Sezon 2019 będzie bardzo ważny dla George'a Russella, który zadebiutuje w Formule 1 jako kierowca Williamsa. Zdaniem wielu brytyjskich ekspertów i kibiców starty u boku Roberta Kubicy będą dla 20-latka tylko przystankiem na drodze do wielkiej kariery w królowej motorsportu. Tym bardziej że Russell ciągle należy do programu juniorskiego Mercedesa.
Russell zdążył bardzo dobrze poznać Lewisa Hamiltona, którego podglądał podczas codziennej pracy w fabryce w Brackley. Pozwoliło mu to stać się lepszym kierowcą. - Staram się go naśladować w każdym aspekcie. Jeśli chcesz zostać mistrzem świata, nie możesz tylko polegać na swojej prędkości. W F1 jest wiele spraw do zrobienia. Reprezentowanie określonych marek, posiadanie sponsorów. To wszystko pomaga ci w odnoszeniu dobrych wyników - powiedział kierowca Williamsa.
Brytyjczyk wskazał też mocne strony Hamiltona. - Potrafi dać odpowiednie wsparcie zespołowi, pomóc w rozwoju samochodu. W F1 ważny jest cały pakiet. Kierowca plus pojazd. I z tym Lewis radzi sobie bardzo dobrze - dodał.
Reprezentantowi stajni z Grove zaimponowała też aktywność Hamiltona poza światem Formuły 1. Brytyjczyk sporo czasu spędza na podróżach po świecie, wspólnie z jedną z marek stworzył własną kolekcję ubrań i bierze udział w pokazach mody.

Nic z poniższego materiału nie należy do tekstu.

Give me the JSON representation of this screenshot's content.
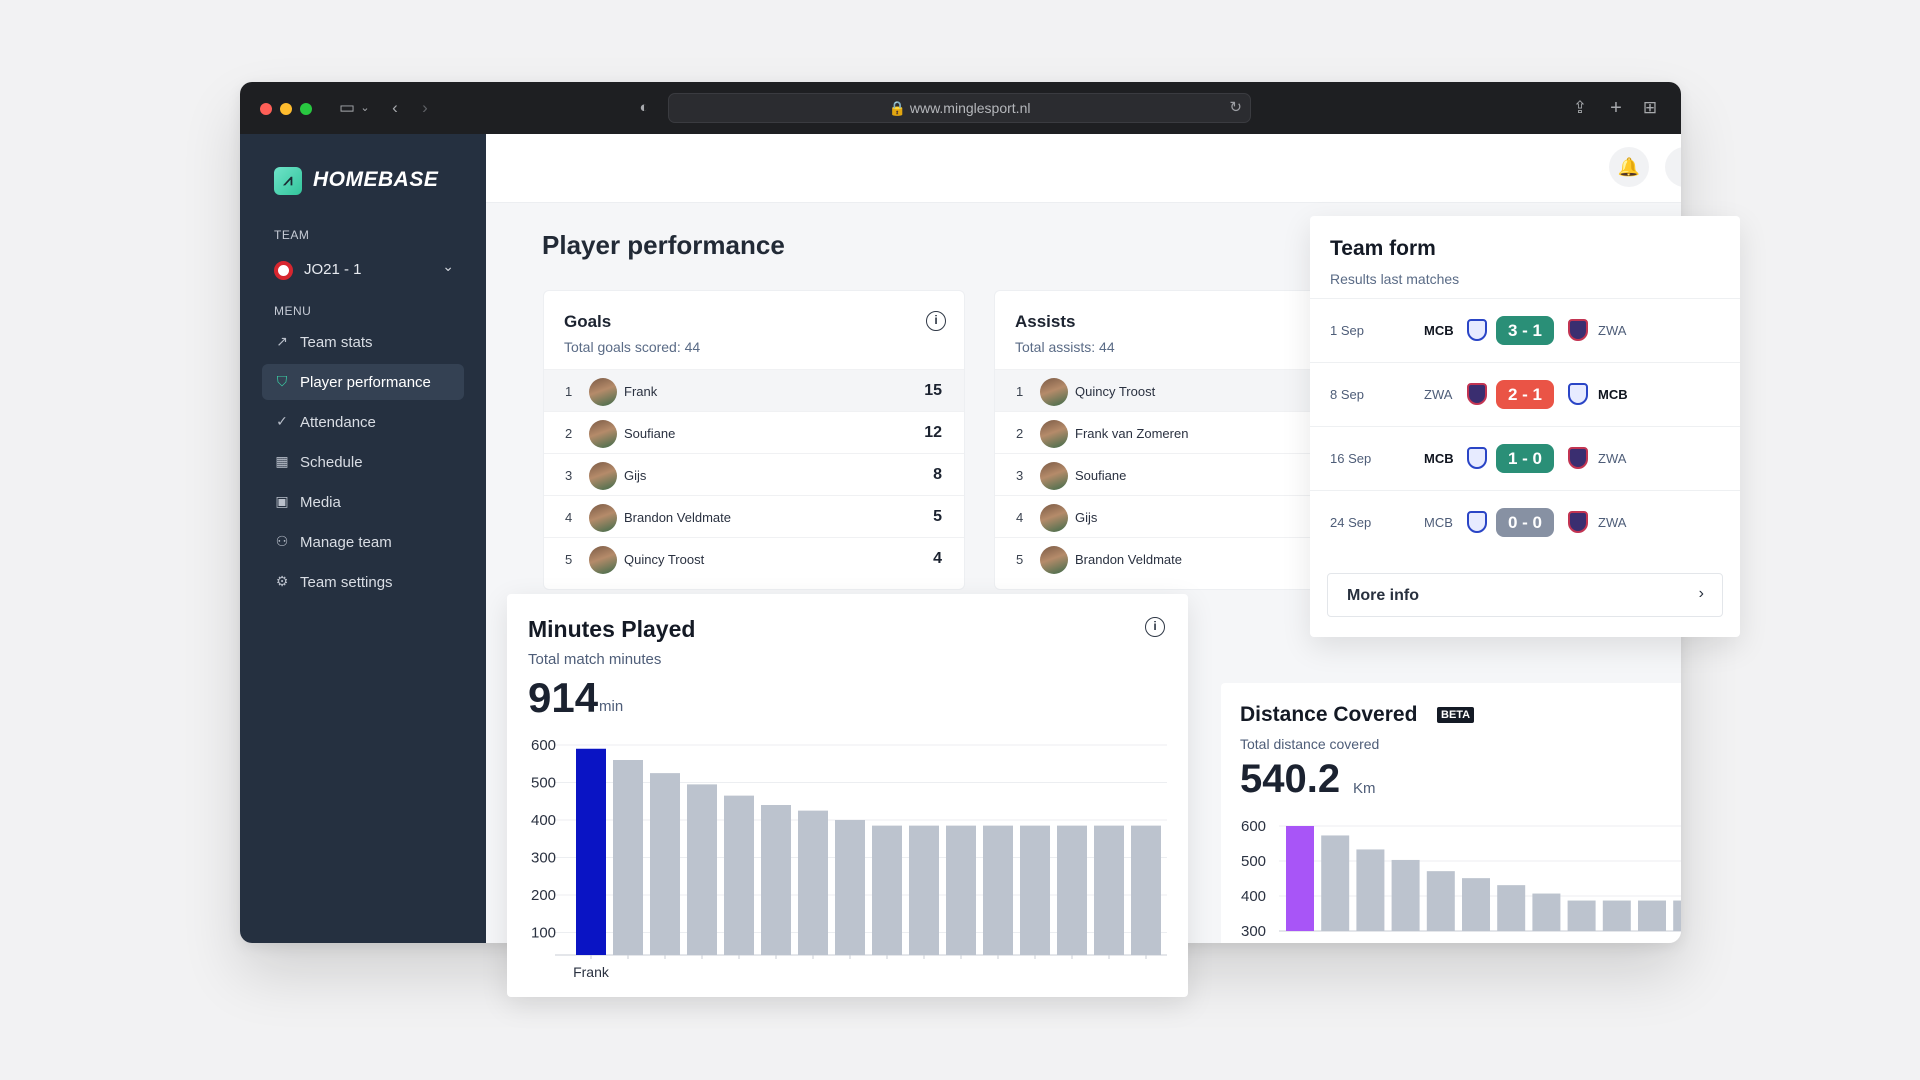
{
  "browser": {
    "url": "www.minglesport.nl"
  },
  "sidebar": {
    "brand": "HOMEBASE",
    "team_label": "TEAM",
    "team_name": "JO21 - 1",
    "menu_label": "MENU",
    "items": [
      {
        "label": "Team stats",
        "icon": "chart-line-icon"
      },
      {
        "label": "Player performance",
        "icon": "shield-icon",
        "active": true
      },
      {
        "label": "Attendance",
        "icon": "check-circle-icon"
      },
      {
        "label": "Schedule",
        "icon": "calendar-icon"
      },
      {
        "label": "Media",
        "icon": "image-icon"
      },
      {
        "label": "Manage team",
        "icon": "users-icon"
      },
      {
        "label": "Team settings",
        "icon": "gear-icon"
      }
    ]
  },
  "page": {
    "title": "Player performance"
  },
  "goals": {
    "title": "Goals",
    "subtitle": "Total goals scored: 44",
    "rows": [
      {
        "rank": "1",
        "name": "Frank",
        "value": "15"
      },
      {
        "rank": "2",
        "name": "Soufiane",
        "value": "12"
      },
      {
        "rank": "3",
        "name": "Gijs",
        "value": "8"
      },
      {
        "rank": "4",
        "name": "Brandon Veldmate",
        "value": "5"
      },
      {
        "rank": "5",
        "name": "Quincy Troost",
        "value": "4"
      }
    ]
  },
  "assists": {
    "title": "Assists",
    "subtitle": "Total assists: 44",
    "rows": [
      {
        "rank": "1",
        "name": "Quincy Troost"
      },
      {
        "rank": "2",
        "name": "Frank van Zomeren"
      },
      {
        "rank": "3",
        "name": "Soufiane"
      },
      {
        "rank": "4",
        "name": "Gijs"
      },
      {
        "rank": "5",
        "name": "Brandon Veldmate"
      }
    ]
  },
  "team_form": {
    "title": "Team form",
    "subtitle": "Results last matches",
    "matches": [
      {
        "date": "1 Sep",
        "home": "MCB",
        "away": "ZWA",
        "score": "3 - 1",
        "result": "win",
        "home_bold": true
      },
      {
        "date": "8 Sep",
        "home": "ZWA",
        "away": "MCB",
        "score": "2 - 1",
        "result": "loss",
        "away_bold": true
      },
      {
        "date": "16 Sep",
        "home": "MCB",
        "away": "ZWA",
        "score": "1 - 0",
        "result": "win",
        "home_bold": true
      },
      {
        "date": "24 Sep",
        "home": "MCB",
        "away": "ZWA",
        "score": "0 - 0",
        "result": "draw"
      }
    ],
    "more_info": "More info",
    "colors": {
      "win": "#2a8f77",
      "loss": "#ea5446",
      "draw": "#8791a3"
    }
  },
  "minutes": {
    "title": "Minutes Played",
    "subtitle": "Total match minutes",
    "value": "914",
    "unit": "min"
  },
  "distance": {
    "title": "Distance Covered",
    "badge": "BETA",
    "subtitle": "Total distance covered",
    "value": "540.2",
    "unit": "Km"
  },
  "chart_data": [
    {
      "type": "bar",
      "first_category": "Frank",
      "values": [
        590,
        560,
        525,
        495,
        465,
        440,
        425,
        400,
        385,
        385,
        385,
        385,
        385,
        385,
        385,
        385
      ],
      "ylim": [
        40,
        600
      ],
      "yticks": [
        600,
        500,
        400,
        300,
        200,
        100
      ],
      "highlight_color": "#0a14c4",
      "bar_color": "#bcc3ce",
      "grid": true
    },
    {
      "type": "bar",
      "values": [
        600,
        573,
        533,
        503,
        471,
        451,
        431,
        407,
        387,
        387,
        387,
        387
      ],
      "ylim": [
        300,
        600
      ],
      "yticks": [
        600,
        500,
        400,
        300
      ],
      "highlight_color": "#a855f7",
      "bar_color": "#bcc3ce",
      "grid": true
    }
  ]
}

Nie ma to jednak żadnego wpływu na jego postawę na torze.
- Mimo swoich różnych aktywności, Lewis jest ciągle wielkim kierowcą. Kiedy przyjeżdża na tor, poświęca się w stu procentach pracy nad samochodem. Nie myśli o niczym. Popycha zespół do przodu i stanowi motywację dla innych - podsumował Russell.
ZOBACZ WIDEO: Rajd Dakar. Zientarski zachwycony postawą mistrza. "Kosiarką jechałby tak samo"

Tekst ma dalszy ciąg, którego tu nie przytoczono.